|Singing sedge Warbler (c) Mark Chivers|
As we move into early June the countryside looks fresher cleaner and more verdant than at any other time of the year. So it is on the moor. Arriving in the carpark there is still a riot of birdsong coming from every direction but as the morning wears on things quieten down much more. Birds are busy feeding chicks and the urge to proclaim a territory loses out to the need to provision the next generation.
|Reed Bunting still singing (c) Bark|
I immediately heard two different Turtle Doves purring, one from the Roman Road and another from the familiar area near the pumphouse. Snipe were drumming over both the Closes and Greenaways, but again as the morning progressed they stopped. Two or three Cuckoos chased up and down the bridle way calling. Over Big Otmoor Lapwings and Redshanks flew up to challenge Kites and one or other of the two Marsh Harriers. There are lots of chicks to be spotted among the tussocks and along the ditches, some fluffy and just out of the egg others close to flying, all of them accompanied by vigilant parents.
|Challenging Lapwing (c) JR|
The Dog Roses are coming into flower and the briars are flecked with pink blooms that shade through to white and attract nectar gathering insects. The Flag Irises too are splashing the ditch edges with strident vivid yellow.
|Flag Iris and Dog Rose (c) Bark|
There are a small but indeterminate number of Ringed Plovers on Big Otmoor and a single Black-tailed Godwit. The number of Little Egrets has increased and they are mopping up small fish and tadpoles as the pools shrink. Two Shelduck flew over our heads at the first screen and headed out towards Ashgrave. There are now two Bar-headed Geese on the moor and they are accompanied by a lone Barnacle Goose, they were seen both days. The other new addition to the yearlist was another Spotted Flycatcher, one had been seen on Thursday on the wires up Otmoor Lane, this one was in the Roman Road area. Another yearlist addition was a Grey Wagtail seen today (10 June)

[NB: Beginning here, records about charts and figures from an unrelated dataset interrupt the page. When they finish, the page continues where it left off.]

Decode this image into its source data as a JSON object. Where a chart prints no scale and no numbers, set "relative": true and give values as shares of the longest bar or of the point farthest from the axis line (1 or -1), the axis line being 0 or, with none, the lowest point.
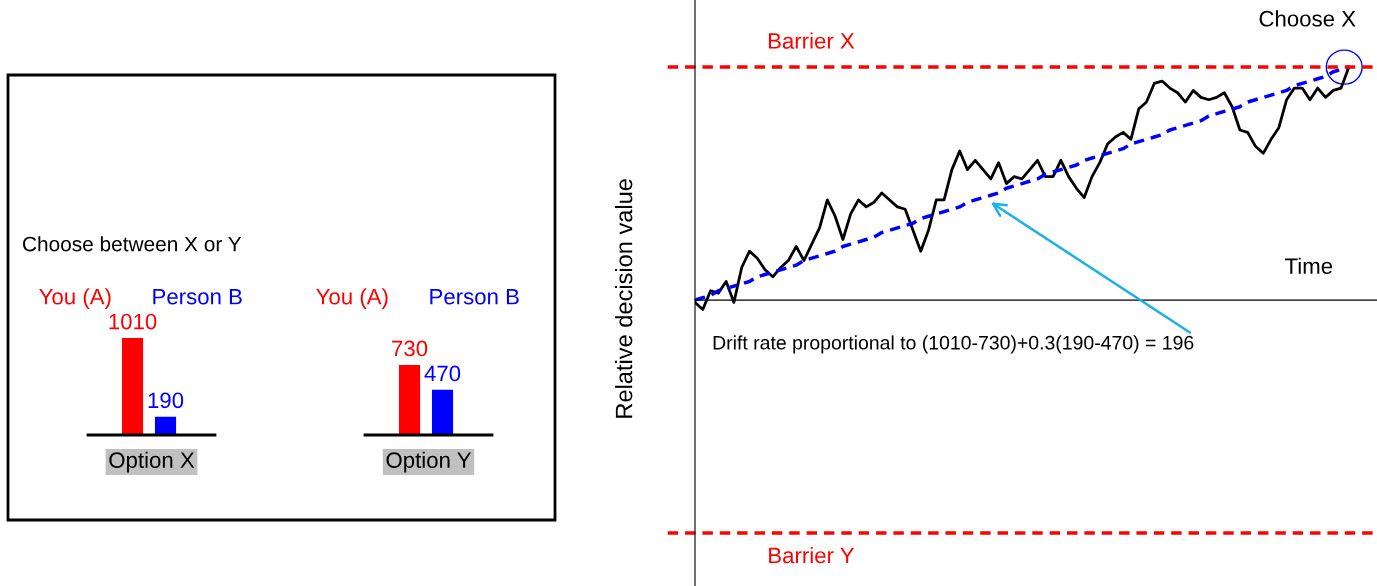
{
  "chart_data": [
    {
      "type": "bar",
      "title": "Choose between X or Y",
      "categories": [
        "You (A)",
        "Person B"
      ],
      "values": [
        1010,
        190
      ],
      "colors": [
        "#ff0000",
        "#0000ff"
      ],
      "data_labels": true,
      "xlabel": "Option X",
      "tick_labels": "x"
    },
    {
      "type": "bar",
      "categories": [
        "You (A)",
        "Person B"
      ],
      "values": [
        730,
        470
      ],
      "colors": [
        "#ff0000",
        "#0000ff"
      ],
      "data_labels": true,
      "xlabel": "Option Y",
      "tick_labels": "x"
    },
    {
      "type": "line",
      "relative": true,
      "tick_labels": false,
      "xlabel": "Time",
      "ylabel": "Relative decision value",
      "categories": [
        null,
        null,
        null,
        null,
        null,
        null,
        null,
        null,
        null,
        null,
        null,
        null,
        null,
        null,
        null,
        null,
        null,
        null,
        null,
        null,
        null,
        null,
        null,
        null,
        null,
        null,
        null,
        null,
        null,
        null,
        null,
        null,
        null,
        null,
        null,
        null,
        null,
        null,
        null,
        null,
        null,
        null,
        null,
        null,
        null,
        null,
        null,
        null,
        null,
        null,
        null,
        null,
        null,
        null,
        null,
        null,
        null,
        null,
        null,
        null,
        null,
        null,
        null,
        null,
        null,
        null,
        null,
        null,
        null,
        null,
        null,
        null,
        null,
        null,
        null,
        null,
        null,
        null,
        null,
        null,
        null,
        null,
        null,
        null,
        null
      ],
      "series": [
        {
          "color": "#000000",
          "line_style": "solid",
          "values": [
            -0.01,
            -0.04,
            0.04,
            0.03,
            0.08,
            -0.01,
            0.14,
            0.21,
            0.18,
            0.13,
            0.1,
            0.14,
            0.17,
            0.23,
            0.17,
            0.24,
            0.31,
            0.43,
            0.36,
            0.26,
            0.37,
            0.43,
            0.4,
            0.42,
            0.46,
            0.43,
            0.4,
            0.39,
            0.3,
            0.21,
            0.3,
            0.43,
            0.43,
            0.56,
            0.64,
            0.56,
            0.6,
            0.56,
            0.52,
            0.59,
            0.5,
            0.53,
            0.52,
            0.56,
            0.6,
            0.53,
            0.53,
            0.6,
            0.53,
            0.48,
            0.44,
            0.53,
            0.59,
            0.67,
            0.7,
            0.72,
            0.69,
            0.82,
            0.85,
            0.93,
            0.94,
            0.91,
            0.89,
            0.85,
            0.9,
            0.87,
            0.86,
            0.87,
            0.89,
            0.83,
            0.73,
            0.72,
            0.66,
            0.63,
            0.69,
            0.74,
            0.86,
            0.91,
            0.91,
            0.86,
            0.91,
            0.87,
            0.9,
            0.91,
            1.0
          ]
        },
        {
          "color": "#0000ff",
          "line_style": "dashed",
          "values": [
            0,
            0.01,
            0.02,
            0.04,
            0.05,
            0.06,
            0.07,
            0.08,
            0.1,
            0.11,
            0.12,
            0.13,
            0.14,
            0.15,
            0.17,
            0.18,
            0.19,
            0.2,
            0.21,
            0.23,
            0.24,
            0.25,
            0.26,
            0.27,
            0.29,
            0.3,
            0.31,
            0.32,
            0.33,
            0.35,
            0.36,
            0.37,
            0.38,
            0.39,
            0.4,
            0.42,
            0.43,
            0.44,
            0.45,
            0.46,
            0.48,
            0.49,
            0.5,
            0.51,
            0.52,
            0.54,
            0.55,
            0.56,
            0.57,
            0.58,
            0.6,
            0.61,
            0.62,
            0.63,
            0.64,
            0.65,
            0.67,
            0.68,
            0.69,
            0.7,
            0.71,
            0.73,
            0.74,
            0.75,
            0.76,
            0.77,
            0.79,
            0.8,
            0.81,
            0.82,
            0.83,
            0.85,
            0.86,
            0.87,
            0.88,
            0.89,
            0.9,
            0.92,
            0.93,
            0.94,
            0.95,
            0.96,
            0.98,
            0.99,
            1.0
          ]
        }
      ],
      "ref_lines": [
        {
          "axis": "y",
          "value": 1,
          "label": "Barrier X",
          "color": "#ff0000",
          "line_style": "dashed"
        },
        {
          "axis": "y",
          "value": -1,
          "label": "Barrier Y",
          "color": "#ff0000",
          "line_style": "dashed"
        }
      ],
      "annotations": [
        "Choose X",
        "Drift rate proportional to (1010-730)+0.3(190-470) = 196"
      ]
    }
  ]
}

As more and larger dragonflies are emerging so the Hobbies are starting hunting earlier in the day and on Sunday there were four different individuals swooping down at high speed sometimes almost disappearing into ditches before shooting up to eat their prey.
|Broad Bodied Chaser ? (c) Bark|
|Four spotted Chaser (c) Mark Chivers|
|Common Blue (c) Bark|
As the birding quietens down over next few weeks and before the first returning waders start to appear, the rich variety of invertebrates will give us lots to look for and admire.